After Simon, two speakers from H&M (Sean Barbour and Fritz Rometsch) provided a candid look at the group’s journey with 3D, including their own perspectives on what it means to support a multi-brand community through a multi-stage transformation journey, and what’s likely to come next in their vision to push the frontiers of digital product creation capabilities.

Then Dominic Sluiter from EnhanceThat gave a short presentation where he examined common roadblocks and challenges to scaling DPC workflows, and ways to formalise, structure, and automate processes and relationships in a way that makes the benefits of 3D accessible to the widest possible range of different companies and users.

Following Dominic was Mohammad Amir from Interloop, who has previously written about the supplier’s perspective on pushing the limits of  digital product creation for The Interline, and who took the opportunity to talk about the importance of 3D in connecting vendors and their brand partners.

Immediately afterwards, he joined a panel – hosted by Natalie Petzendorfer and Tracy Yeung from CLO – alongside representatives from Marks & Spencer and GMS, who together pulled further on the thread of brand and vendor collaboration through 3D.

After a break for speed networking and short-format “Lightning Talks” (which I unfortunately didn’t get to observe) I then led a separate panel, where I had the privilege of bringing in speakers from major brands, including Adidas, H&M, and Bershka, to talk about what it means to scale digital product creation strategies from a foundation of technical pattern accuracy.

We then handed over the stage to Bastiaan Geluk and Elly Pan from INDG, whose presentation focused on the content and storytelling power of 3D, but also served as a reminder of how strong the hooks are between B2B and consumer-facing content creation and the tools used in 3D design and development.

The summit drew to a close with a presentation from CLO Founder Jaden Oh, who spent time looking back at the evolution of the software, and also charting the forward roadmap. But before everyone vacated the stage, I joined Jaden and the CLO educational team to help present the two Rising Talent Awards (in technical and conceptual categories) to students who had made it through the voting process and emerged as winners from a pool of close to 80 nominations.

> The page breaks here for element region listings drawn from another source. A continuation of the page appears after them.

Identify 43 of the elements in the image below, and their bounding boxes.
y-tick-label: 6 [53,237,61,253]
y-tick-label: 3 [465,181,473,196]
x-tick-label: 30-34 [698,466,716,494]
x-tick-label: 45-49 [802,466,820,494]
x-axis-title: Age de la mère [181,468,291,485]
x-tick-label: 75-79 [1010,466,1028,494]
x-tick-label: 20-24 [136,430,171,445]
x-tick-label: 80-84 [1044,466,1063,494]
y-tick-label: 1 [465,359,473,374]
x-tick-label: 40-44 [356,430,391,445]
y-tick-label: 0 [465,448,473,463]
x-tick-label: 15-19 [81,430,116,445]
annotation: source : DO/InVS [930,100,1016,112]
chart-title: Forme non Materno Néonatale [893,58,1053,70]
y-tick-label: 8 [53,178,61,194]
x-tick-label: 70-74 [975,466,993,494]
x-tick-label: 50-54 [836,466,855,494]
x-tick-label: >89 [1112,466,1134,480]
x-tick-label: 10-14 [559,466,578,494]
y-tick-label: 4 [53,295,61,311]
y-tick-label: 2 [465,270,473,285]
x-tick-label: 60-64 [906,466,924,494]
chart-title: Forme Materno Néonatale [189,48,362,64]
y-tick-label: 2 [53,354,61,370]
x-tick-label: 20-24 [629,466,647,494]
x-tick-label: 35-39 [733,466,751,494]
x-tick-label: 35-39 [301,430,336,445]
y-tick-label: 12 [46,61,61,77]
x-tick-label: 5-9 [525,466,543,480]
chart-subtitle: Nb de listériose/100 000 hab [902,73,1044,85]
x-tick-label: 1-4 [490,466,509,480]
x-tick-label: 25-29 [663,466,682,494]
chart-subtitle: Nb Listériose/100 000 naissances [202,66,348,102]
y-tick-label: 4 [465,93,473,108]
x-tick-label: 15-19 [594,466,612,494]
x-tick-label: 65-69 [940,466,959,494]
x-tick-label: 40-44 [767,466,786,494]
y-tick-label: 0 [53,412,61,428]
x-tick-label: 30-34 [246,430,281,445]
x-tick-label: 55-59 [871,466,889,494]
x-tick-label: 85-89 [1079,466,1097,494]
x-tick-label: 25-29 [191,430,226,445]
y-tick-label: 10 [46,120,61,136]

Thinking about how all of these vantage points come together, it’s clear, as we approach the end of 2025, that the future for DPC undergoing some changes, and it’s essential to remind ourselves that the success of those changes will be driven by the people who use (or don’t use) the technology available to them. “Ultimately, our focus will always be on empowering users, ensuring that the Summit is a space where their voices and experiences take center stage,” was how Simon Kim put it. And while I think this summit was the right forum to capture a broad sentiment, there’s still plenty of space to explore when it comes to a more granular breakdown of what the extended fashion community wants from its digital tools – and especially where those tools will cross over and diverge from the possibilities presented by AI.

On that basis, there will be more to hear from CLO and from the extended DPC community this year – not least in our own DPC Report 2026, due out in December 2025 – but I also hope to get the opportunity to attend next year’s European Summit. Because I think 3D is heading into some very interesting places (with AI along for the ride), and based on this year’s event, I believe there’s an opportunity to go deeper in 2026.